I have a database on my development machine where everything runs just fine.
I copied the database to the server using file system level backup. Most queries run fine and fast. But I got problems with one table.
If I query data and sort by pk "id", then it returns all rows without any issues. But if I sort by column "label" which is text type without empty cells, then I got an error:
SQL Error [XX000]: ERROR: could not compare Unicode strings: Invalid argument
I tried to compare LC_COLLATE, LC_CTYPE, LC_MESSAGES and LC_NUMERIC on both machines. LC_COLLATE
, LC_CTYPE
are the same, type en_US.utf8
, but LC_MESSAGES
and LC_NUMERIC
are en_US.utf8
on running well instance and C
on instance with issues. Then I've set last two to en_US.utf8
(SET lc_messages TO 'en_US.utf8';
) but this didn't help.
There are no special symbols in that table, just normal plain text ASCII symbols. I tried to delete all rows and added them again - no change.
I do not understand the source of the problem. Suspect localization issues.
Postgres version where I experience the issue: v.13.5 (windows x64). in the postgresql.conf locale settings are:
# These settings are initialized by initdb, but they can be changed.
lc_messages = 'C' # locale for system error message
# strings
lc_monetary = 'C' # locale for monetary formatting
lc_numeric = 'C' # locale for number formatting
lc_time = 'C' # locale for time formatting
If I change "C" to "en_US.utf8" then the database fails to start.
EDIT:
Select query which returns without errors:
SELECT * FROM my_schema.my_table ORDER BY id ASC;
Query returning an error: SELECT * FROM my_schema.my_table ORDER BY label ASC;
label
is non-reserved key-word in postgresql according to docs.
Column id is primary key, type serial4, "label" column is of type text. No null values in both columns.
1 Answer 1
I answer my own question.
I was not acquainted with Collation concept. It's described here.
When I specify the collate in my query (add COLLATE "C"
) then it works.
Example of the query:
SELECT * FROM my_table ORDER BY label COLLATE "C" asc;
Obviously, the default collations are different on my two installations, therefore strings are not comparable, postgres engine doesn't know how to sort them.
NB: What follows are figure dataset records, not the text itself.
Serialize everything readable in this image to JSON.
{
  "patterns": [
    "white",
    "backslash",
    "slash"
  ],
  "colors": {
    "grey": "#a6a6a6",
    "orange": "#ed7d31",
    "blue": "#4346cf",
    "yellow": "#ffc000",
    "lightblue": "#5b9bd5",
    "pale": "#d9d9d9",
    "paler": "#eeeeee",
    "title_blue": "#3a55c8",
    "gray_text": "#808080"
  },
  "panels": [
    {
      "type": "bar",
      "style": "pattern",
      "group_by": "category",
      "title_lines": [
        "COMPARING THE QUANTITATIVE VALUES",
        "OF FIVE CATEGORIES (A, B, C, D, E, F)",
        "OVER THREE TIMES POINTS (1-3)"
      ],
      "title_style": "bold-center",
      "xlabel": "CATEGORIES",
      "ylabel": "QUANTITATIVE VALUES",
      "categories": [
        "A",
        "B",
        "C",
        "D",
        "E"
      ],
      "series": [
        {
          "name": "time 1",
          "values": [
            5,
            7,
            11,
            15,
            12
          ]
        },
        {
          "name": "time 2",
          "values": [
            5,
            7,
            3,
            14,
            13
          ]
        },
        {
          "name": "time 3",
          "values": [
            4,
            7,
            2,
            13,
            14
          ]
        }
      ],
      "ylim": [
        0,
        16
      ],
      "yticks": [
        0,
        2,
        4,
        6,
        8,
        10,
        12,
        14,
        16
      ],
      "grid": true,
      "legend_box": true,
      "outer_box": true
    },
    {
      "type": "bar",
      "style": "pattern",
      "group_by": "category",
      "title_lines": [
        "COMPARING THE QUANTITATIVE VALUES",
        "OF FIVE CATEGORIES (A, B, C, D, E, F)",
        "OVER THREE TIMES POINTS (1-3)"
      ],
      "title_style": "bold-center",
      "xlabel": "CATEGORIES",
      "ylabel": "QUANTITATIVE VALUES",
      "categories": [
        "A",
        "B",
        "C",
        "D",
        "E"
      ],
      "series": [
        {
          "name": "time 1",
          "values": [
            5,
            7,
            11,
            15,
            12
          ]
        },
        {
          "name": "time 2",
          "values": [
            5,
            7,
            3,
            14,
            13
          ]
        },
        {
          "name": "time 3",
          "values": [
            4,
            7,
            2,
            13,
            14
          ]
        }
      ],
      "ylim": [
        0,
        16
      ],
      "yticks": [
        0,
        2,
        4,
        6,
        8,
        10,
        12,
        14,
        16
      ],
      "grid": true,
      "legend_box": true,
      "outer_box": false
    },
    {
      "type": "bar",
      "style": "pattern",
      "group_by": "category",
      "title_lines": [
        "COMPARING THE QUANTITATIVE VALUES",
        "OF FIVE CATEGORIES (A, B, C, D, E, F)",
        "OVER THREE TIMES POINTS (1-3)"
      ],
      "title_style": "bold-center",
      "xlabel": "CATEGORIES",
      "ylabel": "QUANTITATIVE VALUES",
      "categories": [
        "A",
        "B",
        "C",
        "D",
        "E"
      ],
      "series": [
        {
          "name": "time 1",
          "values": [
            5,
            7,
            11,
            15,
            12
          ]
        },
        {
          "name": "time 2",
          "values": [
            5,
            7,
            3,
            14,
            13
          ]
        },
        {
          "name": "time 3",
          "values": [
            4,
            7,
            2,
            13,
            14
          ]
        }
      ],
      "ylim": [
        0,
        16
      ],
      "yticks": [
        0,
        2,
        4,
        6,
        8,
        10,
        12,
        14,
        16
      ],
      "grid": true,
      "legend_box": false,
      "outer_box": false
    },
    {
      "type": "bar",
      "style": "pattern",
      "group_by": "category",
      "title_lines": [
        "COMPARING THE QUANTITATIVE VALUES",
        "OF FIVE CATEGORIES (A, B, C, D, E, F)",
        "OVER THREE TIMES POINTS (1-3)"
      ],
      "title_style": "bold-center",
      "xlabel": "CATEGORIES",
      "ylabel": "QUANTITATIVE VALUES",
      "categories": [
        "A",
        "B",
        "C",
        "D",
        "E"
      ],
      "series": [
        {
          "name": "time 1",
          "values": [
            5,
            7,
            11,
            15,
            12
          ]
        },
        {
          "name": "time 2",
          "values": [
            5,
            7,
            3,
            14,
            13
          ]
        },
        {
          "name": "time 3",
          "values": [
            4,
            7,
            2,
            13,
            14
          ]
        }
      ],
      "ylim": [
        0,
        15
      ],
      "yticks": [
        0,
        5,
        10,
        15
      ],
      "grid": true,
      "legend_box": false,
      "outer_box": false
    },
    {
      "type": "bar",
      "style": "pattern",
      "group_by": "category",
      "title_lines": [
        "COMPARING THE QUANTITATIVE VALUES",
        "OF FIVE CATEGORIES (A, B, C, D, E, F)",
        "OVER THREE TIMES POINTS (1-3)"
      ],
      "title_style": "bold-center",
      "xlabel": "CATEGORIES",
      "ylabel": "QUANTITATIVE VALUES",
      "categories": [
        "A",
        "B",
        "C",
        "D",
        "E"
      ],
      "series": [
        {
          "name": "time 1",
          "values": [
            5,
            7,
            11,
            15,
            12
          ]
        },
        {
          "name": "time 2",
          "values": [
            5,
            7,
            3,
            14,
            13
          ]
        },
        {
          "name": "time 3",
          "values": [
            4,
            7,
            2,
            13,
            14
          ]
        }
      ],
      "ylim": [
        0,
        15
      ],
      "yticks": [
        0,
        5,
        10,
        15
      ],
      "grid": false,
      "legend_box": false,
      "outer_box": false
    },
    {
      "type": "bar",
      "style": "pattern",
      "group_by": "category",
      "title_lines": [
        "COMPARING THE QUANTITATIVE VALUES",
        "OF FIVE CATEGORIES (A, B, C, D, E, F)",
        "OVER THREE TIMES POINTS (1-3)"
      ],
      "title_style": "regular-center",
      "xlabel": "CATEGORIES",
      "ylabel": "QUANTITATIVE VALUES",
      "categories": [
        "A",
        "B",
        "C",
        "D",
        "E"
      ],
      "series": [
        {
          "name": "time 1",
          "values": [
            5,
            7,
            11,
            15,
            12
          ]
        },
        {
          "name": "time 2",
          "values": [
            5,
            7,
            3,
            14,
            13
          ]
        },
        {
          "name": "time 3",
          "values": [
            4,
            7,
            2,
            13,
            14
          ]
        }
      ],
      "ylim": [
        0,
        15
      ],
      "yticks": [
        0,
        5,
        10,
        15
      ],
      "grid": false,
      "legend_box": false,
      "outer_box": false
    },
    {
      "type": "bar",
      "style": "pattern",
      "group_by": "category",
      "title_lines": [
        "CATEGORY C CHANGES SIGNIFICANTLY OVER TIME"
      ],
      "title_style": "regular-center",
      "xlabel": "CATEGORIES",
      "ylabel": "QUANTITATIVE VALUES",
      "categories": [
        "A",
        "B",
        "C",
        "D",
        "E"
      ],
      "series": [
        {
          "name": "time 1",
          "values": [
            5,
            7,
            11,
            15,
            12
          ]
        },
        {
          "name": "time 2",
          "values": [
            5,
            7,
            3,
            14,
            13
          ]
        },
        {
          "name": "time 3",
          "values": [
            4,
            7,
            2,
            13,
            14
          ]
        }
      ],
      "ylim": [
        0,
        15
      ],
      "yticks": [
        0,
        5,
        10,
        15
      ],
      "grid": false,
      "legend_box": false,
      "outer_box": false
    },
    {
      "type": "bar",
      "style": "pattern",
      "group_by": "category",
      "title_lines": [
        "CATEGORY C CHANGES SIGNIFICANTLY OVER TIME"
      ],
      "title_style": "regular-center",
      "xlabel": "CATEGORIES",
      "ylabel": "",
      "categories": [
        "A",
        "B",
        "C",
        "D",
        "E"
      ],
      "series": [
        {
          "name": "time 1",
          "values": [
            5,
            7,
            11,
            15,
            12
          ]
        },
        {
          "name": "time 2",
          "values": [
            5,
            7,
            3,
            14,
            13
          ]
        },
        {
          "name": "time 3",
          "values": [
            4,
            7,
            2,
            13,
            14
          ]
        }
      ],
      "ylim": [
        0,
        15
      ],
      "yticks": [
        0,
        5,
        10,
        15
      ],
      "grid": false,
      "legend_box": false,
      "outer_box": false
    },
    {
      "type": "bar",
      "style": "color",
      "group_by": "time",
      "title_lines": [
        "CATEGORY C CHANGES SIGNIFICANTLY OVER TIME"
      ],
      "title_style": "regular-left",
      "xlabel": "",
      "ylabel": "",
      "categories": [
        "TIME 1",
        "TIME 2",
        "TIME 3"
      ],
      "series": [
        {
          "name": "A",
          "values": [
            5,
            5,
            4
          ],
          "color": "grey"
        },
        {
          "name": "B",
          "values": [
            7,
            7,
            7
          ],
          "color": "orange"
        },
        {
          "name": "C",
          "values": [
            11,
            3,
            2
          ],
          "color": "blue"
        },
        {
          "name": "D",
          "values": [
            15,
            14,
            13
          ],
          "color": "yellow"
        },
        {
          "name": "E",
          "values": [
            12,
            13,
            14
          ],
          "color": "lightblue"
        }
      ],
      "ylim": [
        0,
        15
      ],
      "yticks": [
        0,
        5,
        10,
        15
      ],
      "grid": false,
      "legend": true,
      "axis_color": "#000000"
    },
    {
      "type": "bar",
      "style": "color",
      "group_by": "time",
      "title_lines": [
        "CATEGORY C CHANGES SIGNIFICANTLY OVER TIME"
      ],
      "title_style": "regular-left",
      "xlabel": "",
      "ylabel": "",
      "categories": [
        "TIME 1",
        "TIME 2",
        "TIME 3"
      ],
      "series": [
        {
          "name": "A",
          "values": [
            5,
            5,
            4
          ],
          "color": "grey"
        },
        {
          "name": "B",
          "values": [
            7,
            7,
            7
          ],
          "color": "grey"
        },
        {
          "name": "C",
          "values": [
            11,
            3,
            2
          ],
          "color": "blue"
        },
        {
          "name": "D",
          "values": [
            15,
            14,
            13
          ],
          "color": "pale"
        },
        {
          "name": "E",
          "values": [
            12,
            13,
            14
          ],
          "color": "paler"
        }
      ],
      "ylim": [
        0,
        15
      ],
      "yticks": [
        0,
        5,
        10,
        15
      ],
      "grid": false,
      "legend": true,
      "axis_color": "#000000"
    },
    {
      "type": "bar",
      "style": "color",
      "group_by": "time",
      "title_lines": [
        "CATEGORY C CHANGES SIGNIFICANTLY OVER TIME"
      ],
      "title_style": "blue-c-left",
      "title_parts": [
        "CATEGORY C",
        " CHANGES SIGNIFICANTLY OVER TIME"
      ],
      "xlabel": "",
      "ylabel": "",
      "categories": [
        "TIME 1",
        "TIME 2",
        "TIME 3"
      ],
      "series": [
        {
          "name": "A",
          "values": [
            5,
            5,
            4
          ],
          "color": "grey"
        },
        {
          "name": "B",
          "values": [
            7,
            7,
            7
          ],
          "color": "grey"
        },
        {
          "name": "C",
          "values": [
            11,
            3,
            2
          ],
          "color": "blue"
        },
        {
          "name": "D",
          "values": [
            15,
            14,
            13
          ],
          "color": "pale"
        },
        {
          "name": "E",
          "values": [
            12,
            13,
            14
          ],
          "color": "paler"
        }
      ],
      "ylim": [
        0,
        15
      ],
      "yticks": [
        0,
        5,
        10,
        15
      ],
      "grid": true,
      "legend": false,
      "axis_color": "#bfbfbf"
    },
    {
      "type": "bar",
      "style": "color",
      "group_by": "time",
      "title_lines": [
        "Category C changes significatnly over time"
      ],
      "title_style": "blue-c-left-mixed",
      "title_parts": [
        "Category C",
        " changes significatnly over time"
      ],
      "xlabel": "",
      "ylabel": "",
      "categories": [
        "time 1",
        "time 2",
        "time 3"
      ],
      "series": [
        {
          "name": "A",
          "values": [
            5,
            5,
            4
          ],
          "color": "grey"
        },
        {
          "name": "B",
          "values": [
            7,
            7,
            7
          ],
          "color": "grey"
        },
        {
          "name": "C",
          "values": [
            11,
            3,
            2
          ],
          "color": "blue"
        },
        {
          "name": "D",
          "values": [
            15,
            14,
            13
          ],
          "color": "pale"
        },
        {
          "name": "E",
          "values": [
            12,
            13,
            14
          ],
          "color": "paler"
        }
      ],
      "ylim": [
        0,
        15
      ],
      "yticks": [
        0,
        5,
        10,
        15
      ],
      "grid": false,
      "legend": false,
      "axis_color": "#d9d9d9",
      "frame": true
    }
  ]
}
So, one way is to specify collate when creating the table, or to specify it in a query when retrieving the data later on.
EDIT
I tried to backup and restore the database with pg_dumpall, pg_dump and pg_restore. Then my queries work without specifying collate (so, run the same on both machines).
But, there is another strange behavior. User identification is successful from the client running on old machine but fails when the client runs on the new machine. Master login (for user postgres) is accepted on both instances. The difference between postgres and other users is, that I've created postgres user with the same password when installing the database. Other users have been restored with pg_restore.
If I re-set the password (using pgadmin) then it's accepted from clients running on both machines.
-
Still, it would be interesting to know the cause. Could it be that these were different Windows versions with somehow incompatible ideas of Unicode? You should probably use
pg_dumpall
/psql
to transfer the data.Laurenz Albe– Laurenz Albe2021年11月16日 08:33:40 +00:00Commented Nov 16, 2021 at 8:33
en_US.utf8
which is a POSIX locale, not a Windows locale, you're probably in that case.